In another small retrospective study, an interesting combination of techniques was reported. In 28 patients (29 legs) with isolated AASV incompetence and varicose tributaries, phlebectomies of all varicosities were performed under local tumescent anesthesia, which was followed by foam sclerotherapy of the refluxing AASV using polidocanol foam (1%, 2%, or 3%) that was injected 5 to 8 cm from the SFJ.23 The authors mainly focused on the immediate follow-up, in view of potential thrombotic complications. At 1 week, DUS showed occlusion of the AASV and no deep vein thrombosis. In one case, there was a mild inflammatory reaction and, in another case, there was a more pronounced inflammatory reaction at the site of AASV treatment. Unfortunately, further follow-up was not well documented.
Finally, the nonthermal, nontumescent techniques (mechanochemical ablation, cyanoacrylate glue) have not yet been studied in isolated AASV incompetence, but the promising results of these techniques in GSV and SSV incompetence could probably also be achieved in isolated AASV incompetence.
Role of the AASV in recurrent varicose veins after surgery and endovenous ablation: the eternal culprit?

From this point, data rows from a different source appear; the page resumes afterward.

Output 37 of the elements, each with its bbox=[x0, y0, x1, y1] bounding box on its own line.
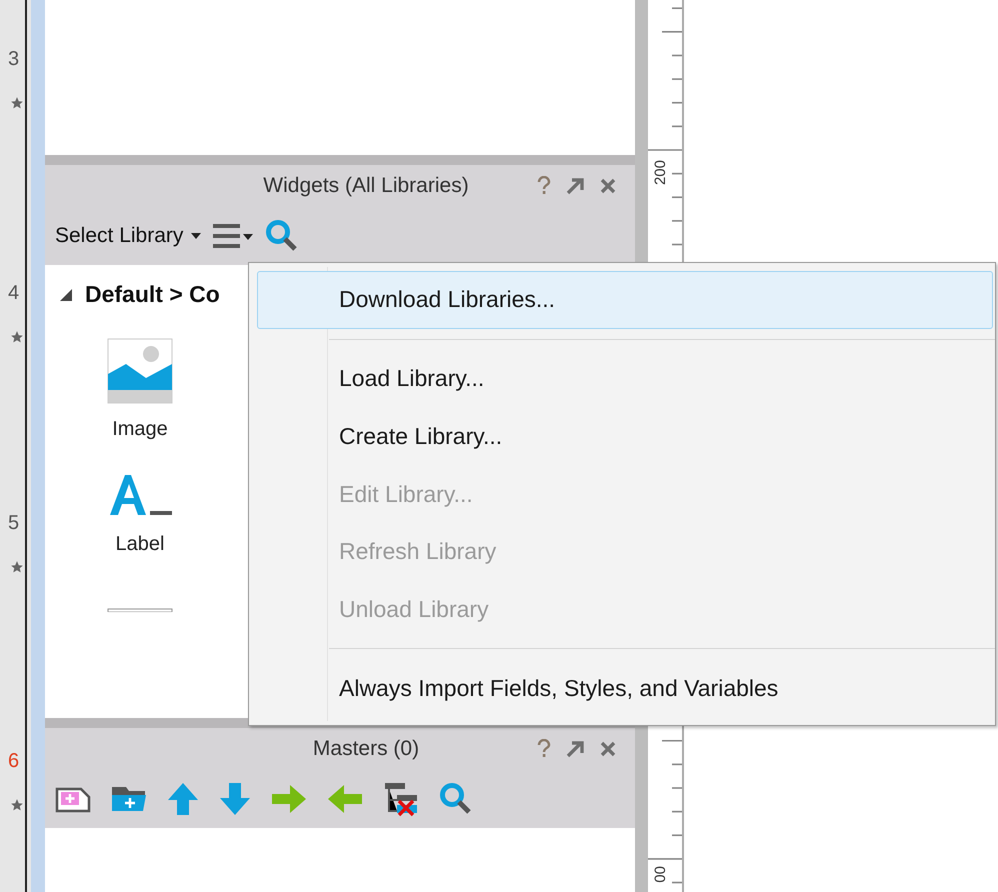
ruler-number: 4 bbox=[8, 282, 20, 305]
widget-icon bbox=[107, 608, 173, 612]
ruler-number: 3 bbox=[8, 48, 20, 71]
down-arrow-button[interactable] bbox=[219, 782, 251, 816]
ruler-number: 00 bbox=[652, 866, 669, 883]
pop-out-button[interactable] bbox=[565, 739, 585, 759]
widget-label: Image bbox=[112, 418, 168, 441]
search-button[interactable] bbox=[439, 782, 473, 816]
ruler-number: 5 bbox=[8, 512, 20, 535]
search-button[interactable] bbox=[265, 219, 300, 253]
up-arrow-button[interactable] bbox=[167, 782, 199, 816]
close-button[interactable] bbox=[599, 740, 617, 758]
add-folder-button[interactable] bbox=[111, 785, 147, 813]
add-page-button[interactable] bbox=[55, 785, 91, 813]
panel-title: Masters (0) bbox=[312, 737, 420, 761]
star-icon bbox=[10, 798, 24, 812]
help-button[interactable] bbox=[537, 176, 551, 196]
library-tree-heading[interactable]: Default > Co bbox=[85, 281, 220, 308]
select-library-dropdown[interactable]: Select Library bbox=[55, 224, 202, 248]
menu-item[interactable]: Create Library... bbox=[257, 407, 993, 466]
caret-icon bbox=[191, 233, 202, 239]
panel-title: Widgets (All Libraries) bbox=[262, 174, 470, 198]
image-icon bbox=[107, 338, 173, 404]
star-icon bbox=[10, 330, 24, 344]
help-button[interactable] bbox=[537, 739, 551, 759]
menu-item[interactable]: Download Libraries... bbox=[257, 271, 993, 329]
menu-item[interactable]: Always Import Fields, Styles, and Variables bbox=[257, 659, 993, 718]
close-button[interactable] bbox=[599, 177, 617, 195]
menu-item[interactable]: Load Library... bbox=[257, 350, 993, 408]
widget-label: Label bbox=[116, 533, 164, 556]
delete-tree-button[interactable] bbox=[383, 781, 419, 817]
ruler-number: 200 bbox=[652, 160, 669, 186]
pop-out-button[interactable] bbox=[565, 176, 585, 196]
ruler-number: 6 bbox=[8, 750, 20, 773]
star-icon bbox=[10, 96, 24, 110]
menu-dropdown-button[interactable] bbox=[213, 223, 254, 249]
star-icon bbox=[10, 560, 24, 574]
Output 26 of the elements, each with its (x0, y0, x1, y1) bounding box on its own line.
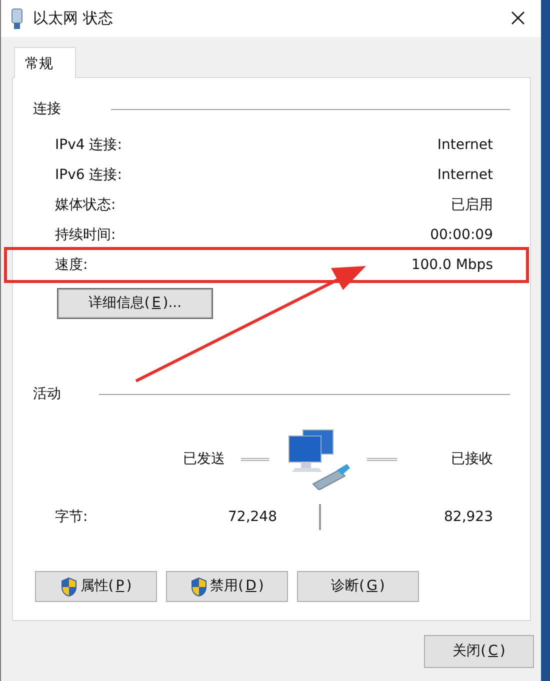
field-label: 媒体状态: (55, 196, 116, 214)
field-label: 速度: (55, 256, 88, 274)
action-button[interactable]: 属性(P) (35, 571, 157, 602)
network-adapter-icon (9, 8, 25, 30)
section-heading: 活动 (33, 384, 61, 404)
bytes-label: 字节: (55, 508, 89, 526)
received-label: 已接收 (451, 450, 493, 468)
field-value: 已启用 (451, 196, 493, 214)
close-button[interactable]: 关闭(C) (424, 635, 534, 668)
field-label: IPv6 连接: (55, 166, 122, 184)
action-button[interactable]: 禁用(D) (166, 571, 288, 602)
field-label: 持续时间: (55, 226, 116, 244)
sent-label: 已发送 (183, 450, 226, 468)
field-value: 100.0 Mbps (411, 256, 493, 274)
field-value: Internet (437, 166, 493, 184)
received-bytes: 82,923 (444, 508, 493, 526)
field-label: IPv4 连接: (55, 136, 122, 154)
tab[interactable]: 常规 (14, 47, 76, 78)
window-title: 以太网 状态 (33, 8, 113, 30)
field-value: Internet (437, 136, 493, 154)
field-value: 00:00:09 (430, 226, 493, 244)
section-heading: 连接 (33, 100, 61, 118)
details-button[interactable]: 详细信息(E)... (57, 288, 213, 319)
network-computers-icon (287, 428, 353, 490)
sent-bytes: 72,248 (227, 508, 277, 526)
action-button[interactable]: 诊断(G) (297, 571, 419, 602)
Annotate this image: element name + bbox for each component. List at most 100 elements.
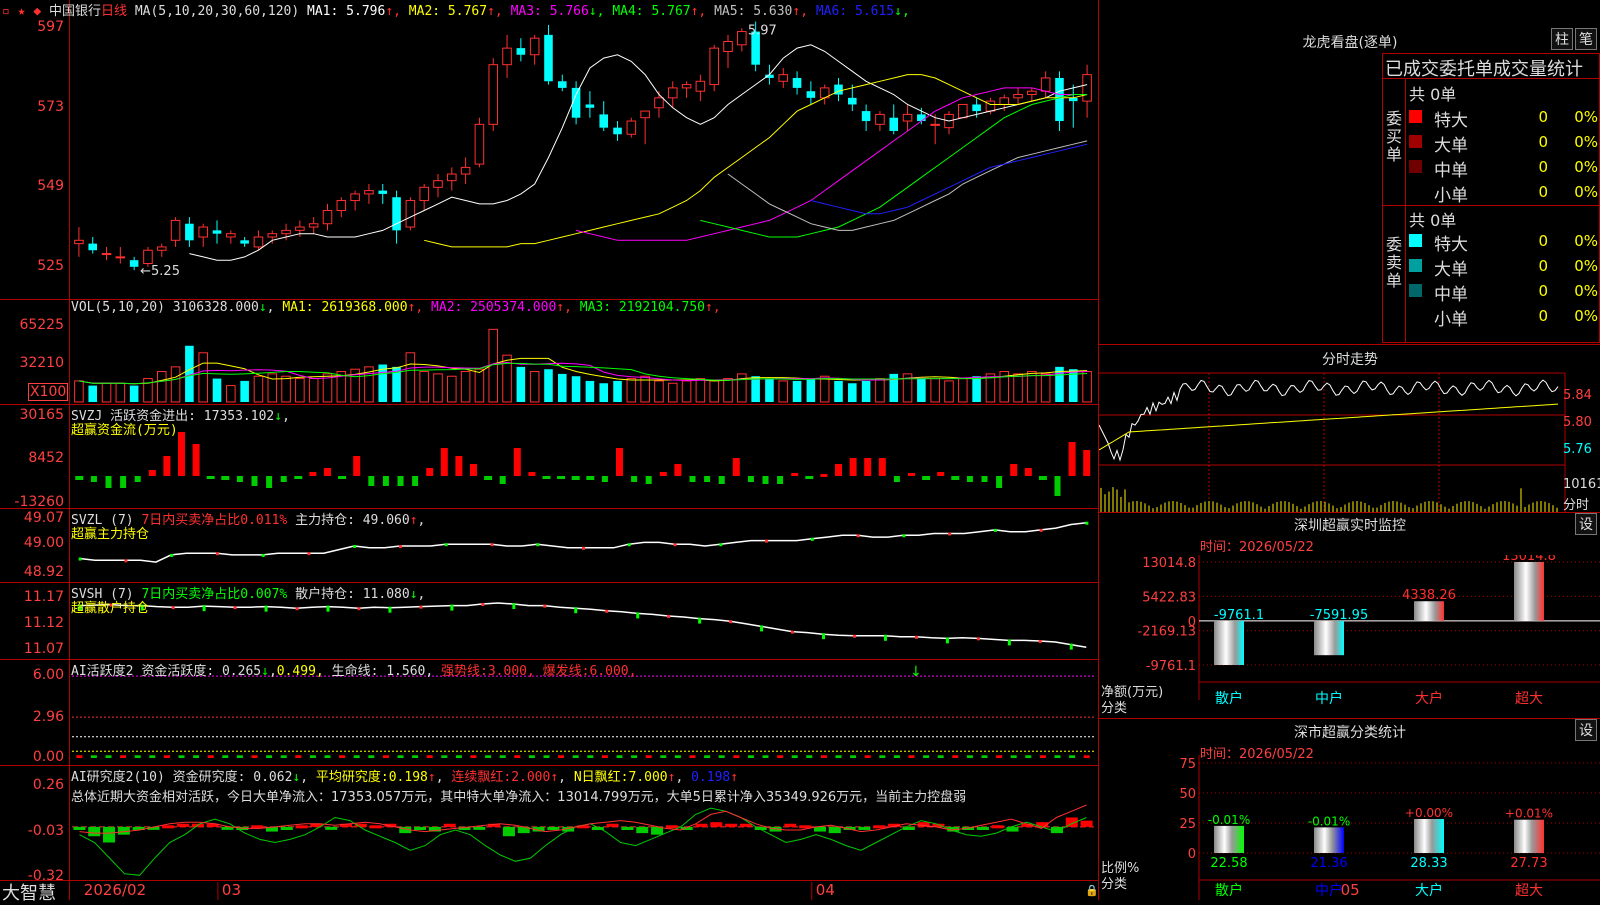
sz-class-cat-0: 散户 xyxy=(1215,882,1243,899)
ai-active-bar xyxy=(616,755,623,758)
sz-monitor-tick-1: 5422.83 xyxy=(1142,590,1196,605)
candle-body xyxy=(198,226,208,238)
candle-body xyxy=(378,190,388,194)
ai-active-bar xyxy=(791,755,798,758)
svzj-bar xyxy=(805,476,814,479)
vol-bar xyxy=(1013,373,1023,403)
ai-active-bar xyxy=(266,755,273,758)
ai-active-bar xyxy=(762,755,769,758)
ai-research-header: AI研究度2(10) 资金研究度: 0.062↓, 平均研究度:0.198↑, … xyxy=(71,770,739,785)
ai-research-bar xyxy=(1080,820,1093,827)
svsh-marker xyxy=(202,605,206,612)
svzj-bar xyxy=(163,456,171,476)
sz-monitor-chart: 13014.85422.830-2169.13-9761.1-9761.1散户-… xyxy=(1138,555,1600,707)
svsh-marker xyxy=(1038,639,1042,643)
vol-bar xyxy=(834,380,843,402)
svzj-bar xyxy=(192,444,200,476)
vol-arrow: ↓ xyxy=(258,300,267,315)
sz-monitor-bar-2 xyxy=(1414,601,1444,621)
sz-monitor-cat-0: 散户 xyxy=(1215,690,1243,707)
ai-active-title: AI活跃度2 xyxy=(71,664,134,679)
candle-body xyxy=(1040,77,1051,92)
ai-active-bar xyxy=(704,755,711,758)
svzj-bar xyxy=(499,476,506,484)
candle-body xyxy=(308,223,319,228)
candle-body xyxy=(267,233,278,238)
column-view-button[interactable]: 柱 xyxy=(1551,28,1573,50)
sz-monitor-title: 深圳超赢实时监控 xyxy=(1294,518,1406,534)
corner-marker-icon[interactable]: ▫ xyxy=(2,4,10,19)
candle-body xyxy=(170,219,181,241)
vol-bar xyxy=(198,352,208,403)
ai-active-value1: 0.265 xyxy=(221,664,262,679)
candle-body xyxy=(129,260,139,267)
svzj-bar xyxy=(134,476,141,482)
ai-active-bar xyxy=(996,755,1003,758)
pen-view-button[interactable]: 笔 xyxy=(1575,28,1597,50)
svzj-bar xyxy=(1038,476,1047,480)
ai-research-bar xyxy=(873,825,886,829)
svzj-arrow: ↓ xyxy=(274,409,283,424)
ai-active-label3: 生命线: xyxy=(331,664,379,679)
svzl-marker xyxy=(1039,528,1043,532)
ai-active-signal-arrow: ↓ xyxy=(910,664,922,680)
ai-research-arrow3: ↑ xyxy=(550,770,559,785)
vol-bar xyxy=(709,380,719,403)
ai-active-bar xyxy=(368,755,375,758)
svzl-marker xyxy=(215,552,219,556)
candle-body xyxy=(917,114,926,122)
candle-body xyxy=(281,229,291,235)
stock-name[interactable]: 中国银行 xyxy=(49,4,101,19)
ma-arrow-4: ↑, xyxy=(690,4,715,19)
ai-active-bar xyxy=(689,755,696,758)
ai-active-bar xyxy=(543,755,550,758)
candle-body xyxy=(322,209,333,225)
sell-row-pct-1: 0% xyxy=(1574,257,1598,275)
svzj-bar xyxy=(120,476,127,488)
ai-research-arrow2: ↑ xyxy=(427,770,436,785)
ai-active-bar xyxy=(937,755,944,758)
sz-class-bar-2 xyxy=(1414,819,1444,853)
sz-monitor-bar-1 xyxy=(1314,620,1344,656)
star-icon[interactable]: ★ xyxy=(18,4,26,19)
vol-bar xyxy=(889,373,899,402)
candle-body xyxy=(460,166,471,175)
brand-label[interactable]: 大智慧 xyxy=(2,879,56,905)
svzl-marker xyxy=(719,543,723,547)
svzj-bar xyxy=(791,473,799,476)
svzj-bar xyxy=(338,476,347,479)
ai-active-bar xyxy=(733,755,740,758)
sz-monitor-settings-button[interactable]: 设 xyxy=(1575,513,1597,535)
candle-body xyxy=(806,91,816,98)
candle-body xyxy=(889,117,899,131)
vol-bar xyxy=(626,378,637,403)
vol-bar xyxy=(156,371,167,403)
vol-bar xyxy=(778,380,789,403)
ai-research-bar xyxy=(73,826,86,830)
candle-body xyxy=(695,80,706,92)
ai-active-bar xyxy=(718,755,725,758)
ai-research-bar xyxy=(636,826,649,834)
intraday-vol-label: 分时 xyxy=(1563,498,1590,513)
intraday-title: 分时走势 xyxy=(1322,352,1378,368)
ma-arrow-2: ↑, xyxy=(487,4,511,19)
vol-bar xyxy=(806,378,816,402)
vol-bar xyxy=(695,378,706,403)
svsh-marker xyxy=(698,617,702,624)
svsh-marker xyxy=(1069,643,1073,650)
ai-active-bar xyxy=(1054,755,1061,758)
ai-active-bar xyxy=(280,755,287,758)
period-label[interactable]: 日线 xyxy=(101,4,127,19)
vol-bar xyxy=(875,378,885,403)
vol-bar xyxy=(917,378,926,402)
lock-icon[interactable]: 🔒 xyxy=(1085,884,1099,897)
ai-research-label3: 连续飘红: xyxy=(451,770,512,785)
vol-bar xyxy=(571,376,581,402)
vol-ma-arrow-1: ↑, xyxy=(407,300,432,315)
ai-active-bar xyxy=(864,755,871,758)
sz-class-value-1: 21.36 xyxy=(1310,856,1347,871)
sz-class-settings-button[interactable]: 设 xyxy=(1575,719,1597,741)
vol-bar xyxy=(240,380,249,402)
ai-research-bar xyxy=(325,826,338,830)
ai-research-label1: 资金研究度: xyxy=(172,770,246,785)
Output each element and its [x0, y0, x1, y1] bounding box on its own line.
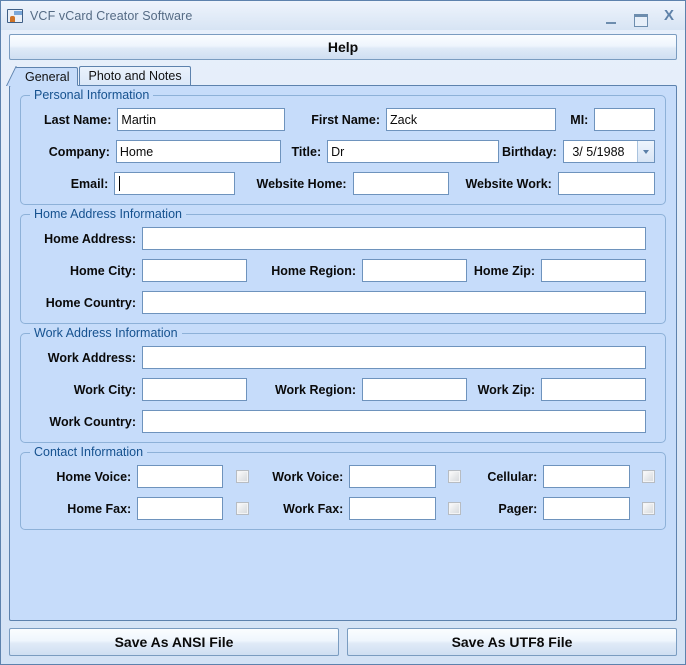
titlebar[interactable]: VCF vCard Creator Software X — [1, 1, 685, 30]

After previous surgical or endovenous treatment of the GSV, recurrent varicose veins often originate from the groin, with recurrent or persisting reflux of the SFJ, new refluxing tributaries, and/or neovascularization.24 One of the most “popular” pathways of recurrence, causing varicose veins at the thigh level, is an incompetence of the SFJ with reflux of the AASV.
Garner et al25 evaluated a series of patients with recurrent varicose veins by means of DUS and found 141 groin recurrences, where a refluxing AASV was involved in 61 (43%) of these recurrences. They concluded that the AASV should be routinely looked at during preoperative DUS scanning and they advocated more thorough surgery at the SFJ, including dissecting/dividing the AASV beyond the side branches or stripping of the AASV, if identified during operation.
Nowadays, the situation is not that different after EVTA of the GSV. Several studies have reported new incompetence of the AASV to be responsible for recurrence of varicose veins in 8% to 35% of cases.26-28 This is probably related to persisting incompetence of the SFJ after EVTA in certain cases, although the pathophysiology is not completely clear. Future studies will be needed, including prospective DUS follow-up, to unravel this issue further. Whether EVTA at the very SFJ (sometimes called laser or RFA crossectomy) or preventive ablation of a nonrefluxing AASV would reduce the number of recurrences from the groin and in particular involvement of the AASV in such recurrences remains unclear. Nevertheless, it can be concluded that the AASV remains an important culprit, so, nihil novi sub sole – nothing new under the sun.